Regolamento occupazione del Suolo Pubblico

Quando si parla di occupazione del suolo pubblico ci si riferisce generalmente a tutto quello che è appoggiato, o proietta ombra, sulle zone che sono proprietà dello stato come ad esempio strade e piazze. Questa è una sintesi delle norme contenute nell’articolo 38 del decreto legislativo 507 del 15/11/1993 che regolamenta l’occupazione del suolo pubblico.

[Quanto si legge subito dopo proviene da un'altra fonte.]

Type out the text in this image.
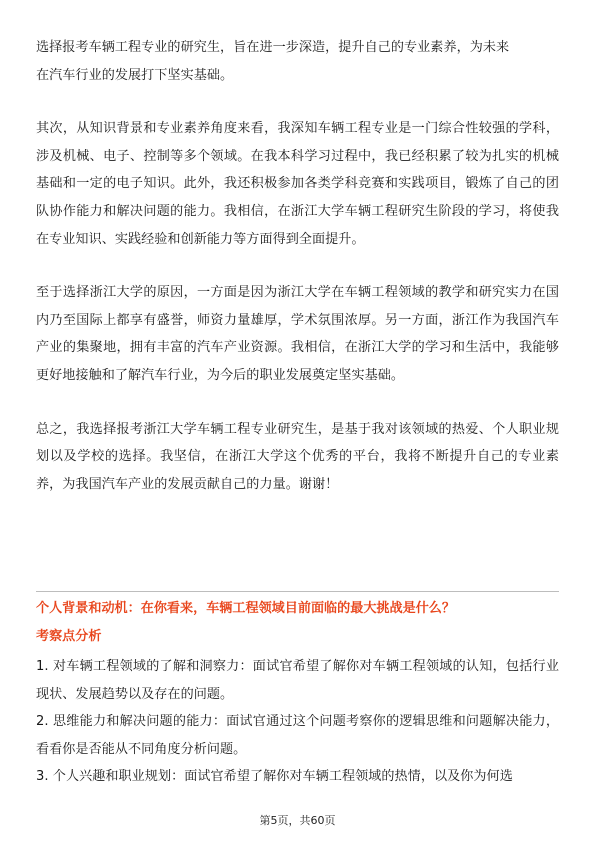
选择报考车辆工程专业的研究生，旨在进一步深造，提升自己的专业素养，为未来

在汽车行业的发展打下坚实基础。

其次，从知识背景和专业素养角度来看，我深知车辆工程专业是一门综合性较强的学科，涉及机械、电子、控制等多个领域。在我本科学习过程中，我已经积累了较为扎实的机械基础和一定的电子知识。此外，我还积极参加各类学科竞赛和实践项目，锻炼了自己的团队协作能力和解决问题的能力。我相信，在浙江大学车辆工程研究生阶段的学习，将使我在专业知识、实践经验和创新能力等方面得到全面提升。

至于选择浙江大学的原因，一方面是因为浙江大学在车辆工程领域的教学和研究实力在国内乃至国际上都享有盛誉，师资力量雄厚，学术氛围浓厚。另一方面，浙江作为我国汽车产业的集聚地，拥有丰富的汽车产业资源。我相信，在浙江大学的学习和生活中，我能够更好地接触和了解汽车行业，为今后的职业发展奠定坚实基础。

总之，我选择报考浙江大学车辆工程专业研究生，是基于我对该领域的热爱、个人职业规划以及学校的选择。我坚信，在浙江大学这个优秀的平台，我将不断提升自己的专业素养，为我国汽车产业的发展贡献自己的力量。谢谢！

个人背景和动机：在你看来，车辆工程领域目前面临的最大挑战是什么？

考察点分析

1. 对车辆工程领域的了解和洞察力：面试官希望了解你对车辆工程领域的认知，包括行业现状、发展趋势以及存在的问题。

2. 思维能力和解决问题的能力：面试官通过这个问题考察你的逻辑思维和问题解决能力，看看你是否能从不同角度分析问题。

3. 个人兴趣和职业规划：面试官希望了解你对车辆工程领域的热情，以及你为何选

第5页，共60页
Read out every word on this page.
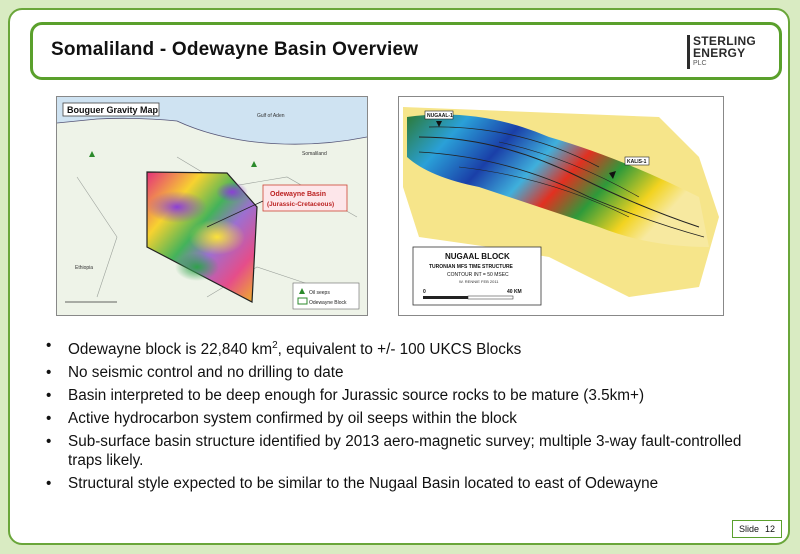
Somaliland - Odewayne Basin Overview	STERLING
ENERGY
PLC
Bouguer Gravity Map
Gulf of Aden
Somaliland
Ethiopia
Odewayne Basin
(Jurassic-Cretaceous)
Oil seeps
Odewayne Block
NUGAAL-1
KALIS-1
NUGAAL BLOCK
TURONIAN MFS TIME STRUCTURE
CONTOUR INT = 50 MSEC
W. RENNIE FEB 2011
0	40 KM
• Odewayne block is 22,840 $km^2$, equivalent to +/- 100 UKCS Blocks
• No seismic control and no drilling to date
• Basin interpreted to be deep enough for Jurassic source rocks to be mature (3.5km+)
• Active hydrocarbon system confirmed by oil seeps within the block
• Sub-surface basin structure identified by 2013 aero-magnetic survey; multiple 3-way fault-controlled traps likely.
• Structural style expected to be similar to the Nugaal Basin located to east of Odewayne
Slide 12
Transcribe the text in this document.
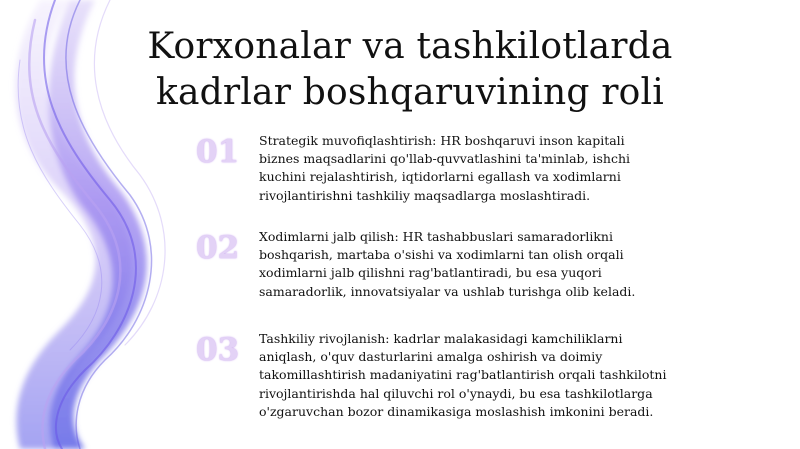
Korxonalar va tashkilotlarda
kadrlar boshqaruvining roli
01	Strategik muvofiqlashtirish: HR boshqaruvi inson kapitali
biznes maqsadlarini qo'llab-quvvatlashini ta'minlab, ishchi
kuchini rejalashtirish, iqtidorlarni egallash va xodimlarni
rivojlantirishni tashkiliy maqsadlarga moslashtiradi.

02	Xodimlarni jalb qilish: HR tashabbuslari samaradorlikni
boshqarish, martaba o'sishi va xodimlarni tan olish orqali
xodimlarni jalb qilishni rag'batlantiradi, bu esa yuqori
samaradorlik, innovatsiyalar va ushlab turishga olib keladi.

03	Tashkiliy rivojlanish: kadrlar malakasidagi kamchiliklarni
aniqlash, o'quv dasturlarini amalga oshirish va doimiy
takomillashtirish madaniyatini rag'batlantirish orqali tashkilotni
rivojlantirishda hal qiluvchi rol o'ynaydi, bu esa tashkilotlarga
o'zgaruvchan bozor dinamikasiga moslashish imkonini beradi.
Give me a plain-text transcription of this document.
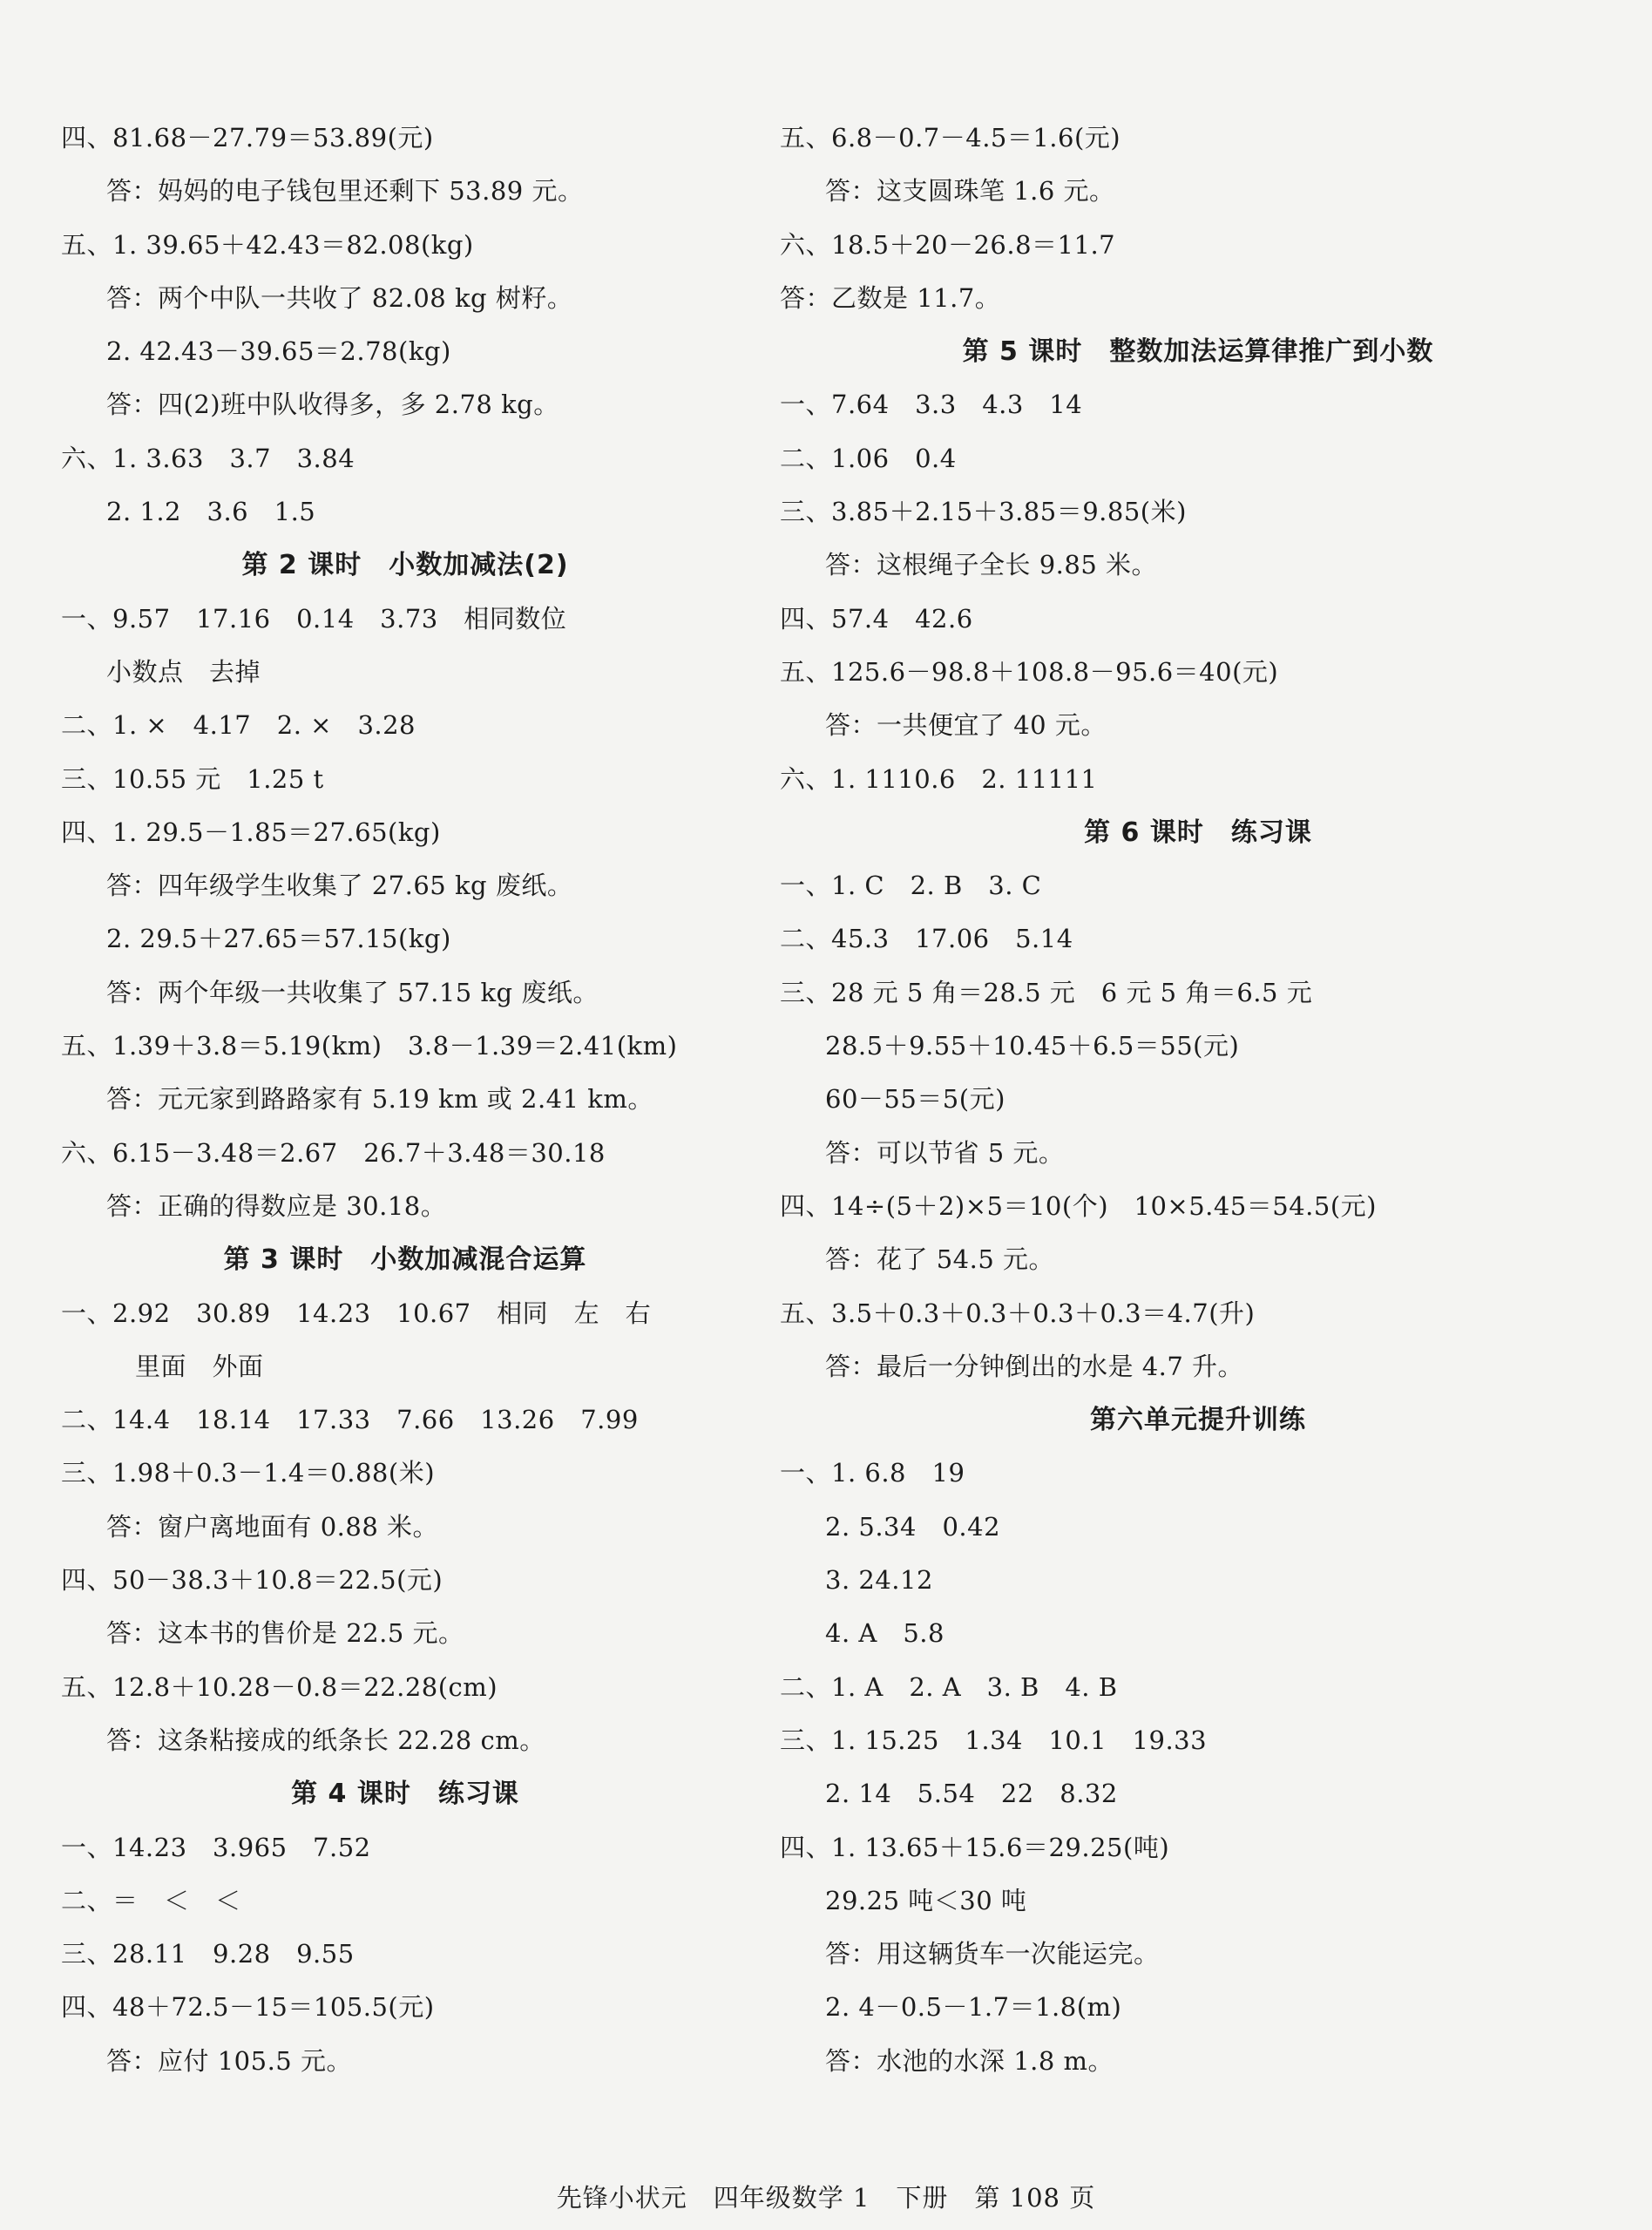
四、81.68－27.79＝53.89(元)
答：妈妈的电子钱包里还剩下 53.89 元。
五、1. 39.65＋42.43＝82.08(kg)
答：两个中队一共收了 82.08 kg 树籽。
2. 42.43－39.65＝2.78(kg)
答：四(2)班中队收得多，多 2.78 kg。
六、1. 3.63　3.7　3.84
2. 1.2　3.6　1.5
第 2 课时　小数加减法(2)
一、9.57　17.16　0.14　3.73　相同数位
小数点　去掉
二、1. ×　4.17　2. ×　3.28
三、10.55 元　1.25 t
四、1. 29.5－1.85＝27.65(kg)
答：四年级学生收集了 27.65 kg 废纸。
2. 29.5＋27.65＝57.15(kg)
答：两个年级一共收集了 57.15 kg 废纸。
五、1.39＋3.8＝5.19(km)　3.8－1.39＝2.41(km)
答：元元家到路路家有 5.19 km 或 2.41 km。
六、6.15－3.48＝2.67　26.7＋3.48＝30.18
答：正确的得数应是 30.18。
第 3 课时　小数加减混合运算
一、2.92　30.89　14.23　10.67　相同　左　右
里面　外面
二、14.4　18.14　17.33　7.66　13.26　7.99
三、1.98＋0.3－1.4＝0.88(米)
答：窗户离地面有 0.88 米。
四、50－38.3＋10.8＝22.5(元)
答：这本书的售价是 22.5 元。
五、12.8＋10.28－0.8＝22.28(cm)
答：这条粘接成的纸条长 22.28 cm。
第 4 课时　练习课
一、14.23　3.965　7.52
二、＝　＜　＜
三、28.11　9.28　9.55
四、48＋72.5－15＝105.5(元)
答：应付 105.5 元。
五、6.8－0.7－4.5＝1.6(元)
答：这支圆珠笔 1.6 元。
六、18.5＋20－26.8＝11.7
答：乙数是 11.7。
第 5 课时　整数加法运算律推广到小数
一、7.64　3.3　4.3　14
二、1.06　0.4
三、3.85＋2.15＋3.85＝9.85(米)
答：这根绳子全长 9.85 米。
四、57.4　42.6
五、125.6－98.8＋108.8－95.6＝40(元)
答：一共便宜了 40 元。
六、1. 1110.6　2. 11111
第 6 课时　练习课
一、1. C　2. B　3. C
二、45.3　17.06　5.14
三、28 元 5 角＝28.5 元　6 元 5 角＝6.5 元
28.5＋9.55＋10.45＋6.5＝55(元)
60－55＝5(元)
答：可以节省 5 元。
四、14÷(5＋2)×5＝10(个)　10×5.45＝54.5(元)
答：花了 54.5 元。
五、3.5＋0.3＋0.3＋0.3＋0.3＝4.7(升)
答：最后一分钟倒出的水是 4.7 升。
第六单元提升训练
一、1. 6.8　19
2. 5.34　0.42
3. 24.12
4. A　5.8
二、1. A　2. A　3. B　4. B
三、1. 15.25　1.34　10.1　19.33
2. 14　5.54　22　8.32
四、1. 13.65＋15.6＝29.25(吨)
29.25 吨＜30 吨
答：用这辆货车一次能运完。
2. 4－0.5－1.7＝1.8(m)
答：水池的水深 1.8 m。
先锋小状元　四年级数学 1　下册　第 108 页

Ad ogni modo nelle prossime righe cercheremo di fare chiarezza fra i vari aspetti e di semplificare il tutto.

Innanzitutto, bisogna dire che chi occupa questi spazi con dei fini commerciali ha l’obbligo di pagare una tassa chiamata TOSAP (tassa occupazione spazi ed aree pubbliche), che viene pagata direttamente al comune o alla provincia dal responsabile dell’attività commerciale o dell’evento. L’importo della tassa viene calcolato in base allo spazio occupato, perché ovviamente l’accesso da parte dei cittadini viene limitato in maniera diversa.

L’estensione dell’area non è comunque l’unico elemento che incide sull’importo finale, perché anche il tipo di occupazione viene preso in considerazione per il calcolo. Per esempio un’occupazione temporanea dovrà pagare una cifra minore rispetto ad un’attività che occupa permanentemente la stessa area. Nel caso specifico dell’occupazione temporanea esiste poi un calcolo diverso dell’importo, infatti, viene innanzitutto stabilita una tariffa giornaliera suddivisa poi in fasce orarie.

Questo permette all’attività commerciale di pagare esclusivamente per gli orari in cui il suolo pubblico è effettivamente occupato. Inoltre, parlando sempre degli elementi che incidono sull’importo finale, i vari comuni stilano una categoria delle varie aree che serve per individuare il valore della zona che si intende occupare, in questo modo la tassa è superiore per le zone con un valore aggiunto.

RIDUZIONI ED ESENZIONI DELLA TOSAP

Esistono alcuni casi particolari, come ad esempio le strutture sovrastanti (ricordi che rientrano anche le strutture che proiettano ombra?) che godono di una riduzione della tassa del 30 %, mentre i passi carrabili godono di un’agevolazione che arriva addirittura al 50 %.

Esistono poi delle situazioni dove non esiste l’obbligo di versare nessuna tassa, si tratta di tutti gli enti della pubblica amministrazione o degli enti religiosi. Inoltre anche le strutture che non hanno scopi commerciali sono esenti dalla TOSAP come anche gli eventi organizzati con fini educativi, sociali, e cosi via.

Come presentare domanda di richiesta?

Innanzitutto bisogna dire che deve essere il responsabile dell’attività commerciale o della manifestazione a presentare la domanda e può procedere per diversi canali. Uno dei più semplici è lo SUAP del comune (Sportello unico delle attività produttive), a cui si può accedere dopo aver ottenuto nome utente e password. In alternativa si può procedere anche tramite fax o posta elettronica.